If this Motion is granted, all well-pled facts in the Claim Petition are deemed admitted. The appellate courts in PA have told us that this Motion is not the same as a default judgement. Ongoing disability can still be challenged by the insurance carrier, and proofs by the injured worker can be required by the WCJ.
A recent case decided by the Commonwealth Court of Pennsylvania, Hollis v. C&R Laundry Services LLC (Workers’ Compensation Appeal Board), addressed what constitutes a “well-pled fact” when it comes to the description of injury. Here, the employee was a truck driver who was involved in a motor vehicle accident while working. When the injury was denied, a Claim Petition was filed. The injury was alleged to be “left rotator cuff pathology/cervical left side radiculopathy, [Cervical, Thoracic, Lumbar] sprain/strain.”
After hearing the evidence, including a medical expert presented by each side, a Workers’ Compensation Judge (WCJ) granted the Claim Petition, but also ordered the benefits terminated as of the date of a Defense Medical Examination (DME) [sometimes humorously called an “Independent” Medical Examination, or IME, even when nothing about it is remotely “independent”]. In so doing, the WCJ found the doctor offered by the workers’ comp insurance company to be more credible than the treating physician.

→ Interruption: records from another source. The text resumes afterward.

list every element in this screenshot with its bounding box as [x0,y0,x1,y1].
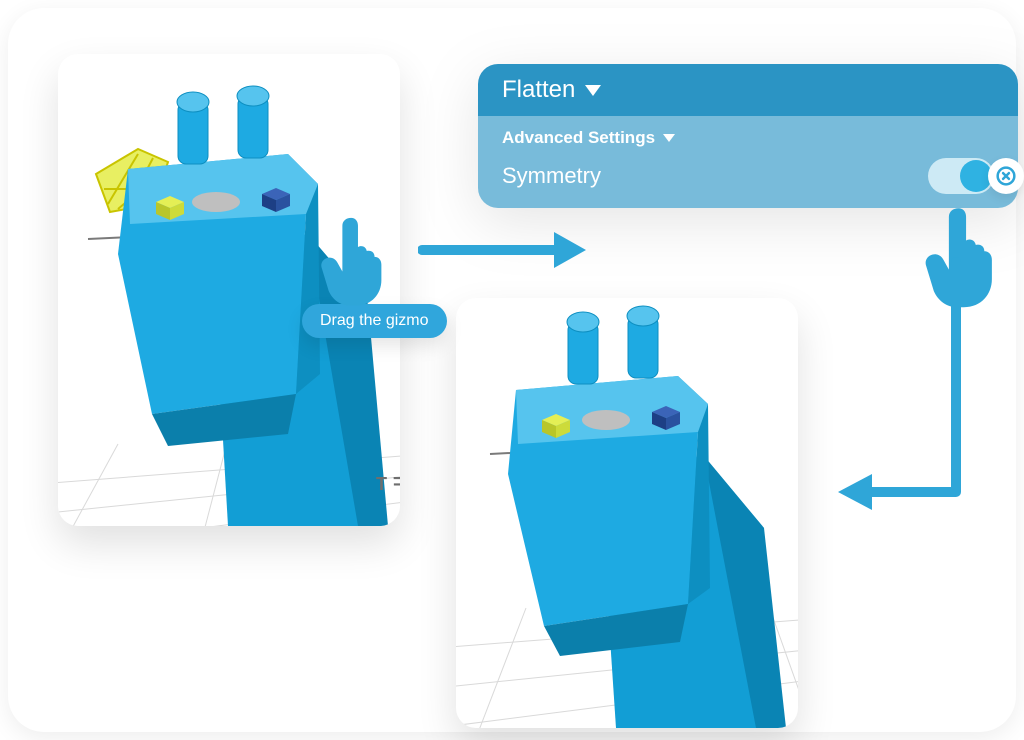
advanced-settings-label: Advanced Settings [502,128,655,148]
flow-arrow [418,226,588,274]
chevron-down-icon [585,85,601,96]
model-after [456,298,798,728]
tutorial-canvas: EFT [8,8,1016,732]
close-button[interactable] [988,158,1024,194]
advanced-settings-header[interactable]: Advanced Settings [502,124,994,152]
panel-header[interactable]: Flatten [478,64,1018,116]
viewport-after[interactable] [456,298,798,728]
close-icon [996,166,1016,186]
pointer-hand-icon [318,212,396,310]
hint-text: Drag the gizmo [320,312,429,329]
tool-settings-panel: Flatten Advanced Settings Symmetry [478,64,1018,210]
symmetry-label: Symmetry [502,163,601,189]
orientation-label: EFT [370,474,400,495]
symmetry-toggle[interactable] [928,158,994,194]
flow-arrow [828,252,988,522]
chevron-down-icon [663,134,675,142]
tool-name-label: Flatten [502,76,575,104]
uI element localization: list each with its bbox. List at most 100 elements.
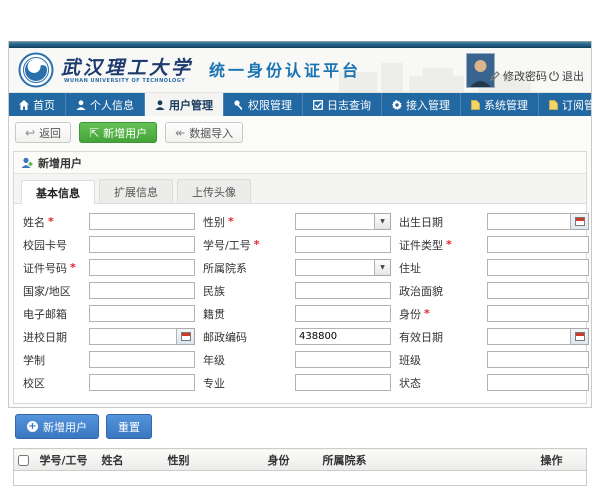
export-icon: ⇱ [89,127,99,139]
calendar-icon[interactable] [571,328,589,345]
field-18-input[interactable] [89,351,195,368]
submit-add-user-button[interactable]: + 新增用户 [15,414,99,439]
nav-item-user-management[interactable]: 用户管理 [145,93,224,116]
field-13-input[interactable] [295,305,391,322]
field-21-input[interactable] [89,374,195,391]
nav-item-subscription[interactable]: 订阅管理 [539,93,600,116]
field-5-input[interactable] [487,236,589,253]
chevron-down-icon[interactable]: ▼ [375,213,391,230]
calendar-icon[interactable] [177,328,195,345]
required-asterisk: * [424,307,430,320]
field-3-control [89,236,195,253]
field-17-label: 有效日期 [399,329,479,345]
required-asterisk: * [48,215,54,228]
calendar-icon[interactable] [571,213,589,230]
field-15-label: 进校日期 [23,329,81,345]
field-12-label: 电子邮箱 [23,306,81,322]
field-9-label: 国家/地区 [23,283,81,299]
platform-title: 统一身份认证平台 [209,57,361,81]
panel-title: 新增用户 [14,152,586,174]
col-gender: 性别 [164,449,264,471]
reset-button[interactable]: 重置 [106,414,152,439]
back-button[interactable]: ↩ 返回 [15,122,71,143]
field-19-control [295,351,391,368]
document-icon [471,100,480,110]
logout-label: 退出 [562,68,584,84]
import-arrow-icon: ↞ [175,127,185,139]
field-0-control [89,213,195,230]
nav-item-system[interactable]: 系统管理 [461,93,539,116]
field-19-input[interactable] [295,351,391,368]
nav-item-profile[interactable]: 个人信息 [66,93,145,116]
tab-basic-info[interactable]: 基本信息 [21,180,95,204]
logout-link[interactable]: 退出 [549,68,584,84]
app-window: 武汉理工大学 WUHAN UNIVERSITY OF TECHNOLOGY 统一… [8,41,592,408]
field-11-input[interactable] [487,282,589,299]
field-14-input[interactable] [487,305,589,322]
field-10-input[interactable] [295,282,391,299]
col-identity: 身份 [264,449,319,471]
field-14-control [487,305,589,322]
field-17-input[interactable] [487,328,571,345]
required-asterisk: * [254,238,260,251]
field-3-label: 校园卡号 [23,237,81,253]
main-nav: 首页 个人信息 用户管理 权限管理 日志查询 接入管理 系统管理 订阅管理 [9,93,591,116]
field-1-control: ▼ [295,213,391,230]
user-icon [76,100,86,110]
field-9-input[interactable] [89,282,195,299]
field-13-label: 籍贯 [203,306,287,322]
field-6-label: 证件号码* [23,260,81,276]
plus-circle-icon: + [27,421,38,432]
form-tabs: 基本信息 扩展信息 上传头像 [14,174,586,204]
field-12-input[interactable] [89,305,195,322]
field-15-input[interactable] [89,328,177,345]
field-0-input[interactable] [89,213,195,230]
field-7-label: 所属院系 [203,260,287,276]
field-22-control [295,374,391,391]
nav-item-access[interactable]: 接入管理 [382,93,461,116]
field-8-input[interactable] [487,259,589,276]
tab-upload-avatar[interactable]: 上传头像 [177,179,251,203]
nav-item-permissions[interactable]: 权限管理 [224,93,303,116]
field-21-label: 校区 [23,375,81,391]
col-name: 姓名 [98,449,164,471]
nav-item-home[interactable]: 首页 [9,93,66,116]
top-accent-bar [9,41,591,48]
users-icon [155,100,165,110]
field-15-control [89,328,195,345]
field-3-input[interactable] [89,236,195,253]
field-21-control [89,374,195,391]
field-23-control [487,374,589,391]
col-actions: 操作 [537,449,587,471]
field-1-input[interactable] [295,213,375,230]
data-import-button[interactable]: ↞ 数据导入 [165,122,243,143]
user-table: 学号/工号 姓名 性别 身份 所属院系 操作 [13,448,587,486]
field-10-label: 民族 [203,283,287,299]
field-7-control: ▼ [295,259,391,276]
col-student-id: 学号/工号 [36,449,98,471]
field-22-input[interactable] [295,374,391,391]
field-19-label: 年级 [203,352,287,368]
chevron-down-icon[interactable]: ▼ [375,259,391,276]
field-7-input[interactable] [295,259,375,276]
field-2-label: 出生日期 [399,214,479,230]
field-23-input[interactable] [487,374,589,391]
field-16-label: 邮政编码 [203,329,287,345]
select-all-checkbox[interactable] [18,455,29,466]
field-20-input[interactable] [487,351,589,368]
field-4-label: 学号/工号* [203,237,287,253]
field-4-control [295,236,391,253]
field-6-input[interactable] [89,259,195,276]
field-2-input[interactable] [487,213,571,230]
table-header-row: 学号/工号 姓名 性别 身份 所属院系 操作 [14,449,587,471]
field-12-control [89,305,195,322]
change-password-link[interactable]: 修改密码 [490,68,547,84]
pencil-icon [490,71,500,81]
tab-extended-info[interactable]: 扩展信息 [99,179,173,203]
university-name-english: WUHAN UNIVERSITY OF TECHNOLOGY [64,78,185,84]
field-4-input[interactable] [295,236,391,253]
add-user-toolbar-button[interactable]: ⇱ 新增用户 [79,122,157,143]
field-2-control [487,213,589,230]
nav-item-logs[interactable]: 日志查询 [303,93,382,116]
field-16-input[interactable] [295,328,391,345]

Importantly, the doctor offered by the workers’ comp insurer (a neurologist) testified that the radiculopathy, and the strains and sprains, had all fully recovered. Since that doctor was not an expert in orthopedics, he could not give an opinion on whether the left rotator cuff pathology remained. The WCJ did not find the work injury to include “left rotator cuff pathology.”
On appeal to the Workers’ Compensation Appeal Board (WCAB), this decision was affirmed. Upon further appeal, the Commonwealth Court of PA also affirmed.
The primary issue on appeal was whether the WCJ erred by granting the “Yellow Freight” Motion, but finding the allegation of “left rotator cuff pathology” to not be a proper fact or description of an “injury.” The WCJ, as well as the appellate courts, found “left rotator cuff pathology” to be too vague and “not a medical diagnosis.”
The Commonwealth Court of Pennsylvania further explained, “Claimant merely described his condition as ‘pathology,’ which ‘deals with all aspects of disease, but with special reference to the essential nature, the causes, and development of abnormal conditions, as well as the structural and functional changes that result from the disease processes.’” This, said the Court, could be any number of conditions.
Since the WCJ found the workers’ compensation insurer’s doctor more credible, and that doctor testified that the work-related injury had fully recovered, the Termination was properly granted.
What do we take out of this decision? Late Answer situations are fairly rare in the world of PA workers’ compensation. However, whenever we draft a Claim Petition, we consider the possibility that we will have a late Answer. Accordingly, we are careful what is in the Claim Petition, including the nature of the injury we allege. Looking ahead to the possibility of a late Answer can drastically increase the value of the late Answer, in those rare situations when it takes place.